College Fixes Power Grid Near Clark Hall - SUNY Cortland

College Fixes Power Grid Near Clark Hall

 College Fixes Power Grid Near Clark Hall

03/04/2013 

SUNY Cortland completed repair to underground high voltage electrical wires beside the entranceway to Clark Hall ahead of schedule, at 2:15 p.m. on Saturday, March 2.

The work was finished safely, and Clark Hall has been restored to normal power, leaving only an area of disturbed bricks that has been cordoned off until campus masons can reset it later this week.

An electrical short — like a giant spark — had occurred there on Monday, Feb. 25, in an underground concrete vault containing the power grid to that area of the campus. As a result, the electricity service was lost temporarily to several buildings on campus.

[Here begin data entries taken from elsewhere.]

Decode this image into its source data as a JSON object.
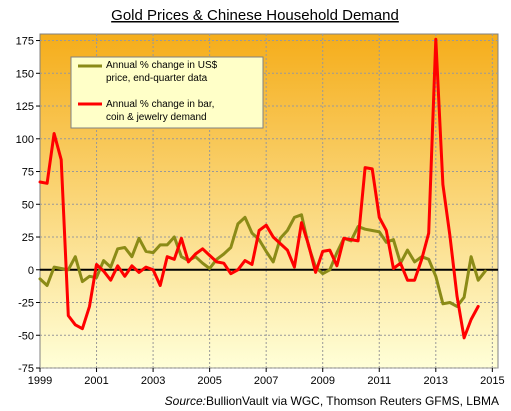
{
  "chart_data": {
    "type": "line",
    "title": "Gold Prices & Chinese Household Demand",
    "source_label": "Source:",
    "source_text": "BullionVault via WGC, Thomson Reuters GFMS, LBMA",
    "x_ticks": [
      "1999",
      "2001",
      "2003",
      "2005",
      "2007",
      "2009",
      "2011",
      "2013",
      "2015"
    ],
    "y_ticks": [
      "175",
      "150",
      "125",
      "100",
      "75",
      "50",
      "25",
      "0",
      "-25",
      "-50",
      "-75"
    ],
    "xlim": [
      1999.0,
      2015.2
    ],
    "ylim": [
      -75,
      180
    ],
    "grid": true,
    "legend_position": "top-left",
    "colors": {
      "background_top": "#f5ad1a",
      "background_bottom": "#ffffd8",
      "zero_line": "#000000"
    },
    "series": [
      {
        "name": "Annual % change in US$ price, end-quarter data",
        "color": "#8b8b17",
        "points": [
          [
            1999.0,
            -7
          ],
          [
            1999.25,
            -12
          ],
          [
            1999.5,
            2
          ],
          [
            1999.75,
            1
          ],
          [
            2000.0,
            0
          ],
          [
            2000.25,
            10
          ],
          [
            2000.5,
            -9
          ],
          [
            2000.75,
            -5
          ],
          [
            2001.0,
            -6
          ],
          [
            2001.25,
            7
          ],
          [
            2001.5,
            2
          ],
          [
            2001.75,
            16
          ],
          [
            2002.0,
            17
          ],
          [
            2002.25,
            10
          ],
          [
            2002.5,
            24
          ],
          [
            2002.75,
            14
          ],
          [
            2003.0,
            13
          ],
          [
            2003.25,
            19
          ],
          [
            2003.5,
            19
          ],
          [
            2003.75,
            25
          ],
          [
            2004.0,
            10
          ],
          [
            2004.25,
            7
          ],
          [
            2004.5,
            10
          ],
          [
            2004.75,
            5
          ],
          [
            2005.0,
            1
          ],
          [
            2005.25,
            8
          ],
          [
            2005.5,
            12
          ],
          [
            2005.75,
            17
          ],
          [
            2006.0,
            35
          ],
          [
            2006.25,
            40
          ],
          [
            2006.5,
            28
          ],
          [
            2006.75,
            23
          ],
          [
            2007.0,
            14
          ],
          [
            2007.25,
            6
          ],
          [
            2007.5,
            24
          ],
          [
            2007.75,
            30
          ],
          [
            2008.0,
            40
          ],
          [
            2008.25,
            42
          ],
          [
            2008.5,
            18
          ],
          [
            2008.75,
            2
          ],
          [
            2009.0,
            -3
          ],
          [
            2009.25,
            0
          ],
          [
            2009.5,
            13
          ],
          [
            2009.75,
            24
          ],
          [
            2010.0,
            22
          ],
          [
            2010.25,
            33
          ],
          [
            2010.5,
            31
          ],
          [
            2010.75,
            30
          ],
          [
            2011.0,
            29
          ],
          [
            2011.25,
            21
          ],
          [
            2011.5,
            23
          ],
          [
            2011.75,
            5
          ],
          [
            2012.0,
            15
          ],
          [
            2012.25,
            6
          ],
          [
            2012.5,
            10
          ],
          [
            2012.75,
            8
          ],
          [
            2013.0,
            -5
          ],
          [
            2013.25,
            -26
          ],
          [
            2013.5,
            -25
          ],
          [
            2013.75,
            -28
          ],
          [
            2014.0,
            -21
          ],
          [
            2014.25,
            10
          ],
          [
            2014.5,
            -8
          ],
          [
            2014.75,
            -1
          ]
        ]
      },
      {
        "name": "Annual % change in bar, coin & jewelry demand",
        "color": "#ff0000",
        "points": [
          [
            1999.0,
            67
          ],
          [
            1999.25,
            66
          ],
          [
            1999.5,
            104
          ],
          [
            1999.75,
            84
          ],
          [
            2000.0,
            -35
          ],
          [
            2000.25,
            -42
          ],
          [
            2000.5,
            -45
          ],
          [
            2000.75,
            -28
          ],
          [
            2001.0,
            4
          ],
          [
            2001.25,
            -1
          ],
          [
            2001.5,
            -8
          ],
          [
            2001.75,
            3
          ],
          [
            2002.0,
            -5
          ],
          [
            2002.25,
            3
          ],
          [
            2002.5,
            -2
          ],
          [
            2002.75,
            2
          ],
          [
            2003.0,
            0
          ],
          [
            2003.25,
            -12
          ],
          [
            2003.5,
            10
          ],
          [
            2003.75,
            8
          ],
          [
            2004.0,
            24
          ],
          [
            2004.25,
            6
          ],
          [
            2004.5,
            12
          ],
          [
            2004.75,
            16
          ],
          [
            2005.0,
            11
          ],
          [
            2005.25,
            6
          ],
          [
            2005.5,
            5
          ],
          [
            2005.75,
            -3
          ],
          [
            2006.0,
            0
          ],
          [
            2006.25,
            7
          ],
          [
            2006.5,
            4
          ],
          [
            2006.75,
            30
          ],
          [
            2007.0,
            34
          ],
          [
            2007.25,
            25
          ],
          [
            2007.5,
            20
          ],
          [
            2007.75,
            15
          ],
          [
            2008.0,
            2
          ],
          [
            2008.25,
            36
          ],
          [
            2008.5,
            19
          ],
          [
            2008.75,
            -2
          ],
          [
            2009.0,
            14
          ],
          [
            2009.25,
            15
          ],
          [
            2009.5,
            3
          ],
          [
            2009.75,
            24
          ],
          [
            2010.0,
            23
          ],
          [
            2010.25,
            22
          ],
          [
            2010.5,
            78
          ],
          [
            2010.75,
            77
          ],
          [
            2011.0,
            40
          ],
          [
            2011.25,
            30
          ],
          [
            2011.5,
            1
          ],
          [
            2011.75,
            5
          ],
          [
            2012.0,
            -8
          ],
          [
            2012.25,
            -8
          ],
          [
            2012.5,
            8
          ],
          [
            2012.75,
            28
          ],
          [
            2013.0,
            176
          ],
          [
            2013.25,
            65
          ],
          [
            2013.5,
            26
          ],
          [
            2013.75,
            -20
          ],
          [
            2014.0,
            -52
          ],
          [
            2014.25,
            -38
          ],
          [
            2014.5,
            -28
          ]
        ]
      }
    ]
  }
}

The cause of the outage was later determined to be a fault that developed in one of the underground conductors, which ultimately shorted. The damaged splice — connection point — that resulted was limited to one electrical line at the underground manhole in front of Clark Hall.

The original electrical outage had affected a major dining facility, Neubig Hall, several mid-campus lecture halls and six student residences, creating the need for many temporary arrangements that day involving evening class cancellations in Cornish and Van Hoesen halls and the Education Building, the direction of students to alternative dining sites, and overnight accommodations for Clark Hall residents with friends or at motels. The SUNY Cortland Child Care Center was closed after 3:30 p.m. on Feb. 25 and reopened the following day.

Because the line needed to be repaired with the power to Clark Hall turned off, the facility was put on an auxiliary generator the next day until the work could be completed this past weekend.

At 10 a.m. on Saturday, power was again temporarily shut down to 10 buildings on campus including six residence halls during the successful repair work, which lasted a little more than four hours.

The College’s Facilities Planning, Design and Construction Office officials learned that the original failure was due to the old age of the high-voltage wires carrying current into the electrical vault or manhole. Insulation covering the electrical wires failed and the escaped electricity caused the arc within the confines of the concrete structure.

The manhole works on a large scale somewhat like the electrical junction box in the walls of a home, explained Jeff Lallas, director of facilities planning, design and construction. The systems are configured to limit a short to inside the protective structure, and that’s what happened in this case.

The new design will be configured for greater reliability and ease of maintenance.

The College is midway through a five-year project to replace all major electrical wiring outside the buildings on the main campus with the new and more effective equipment.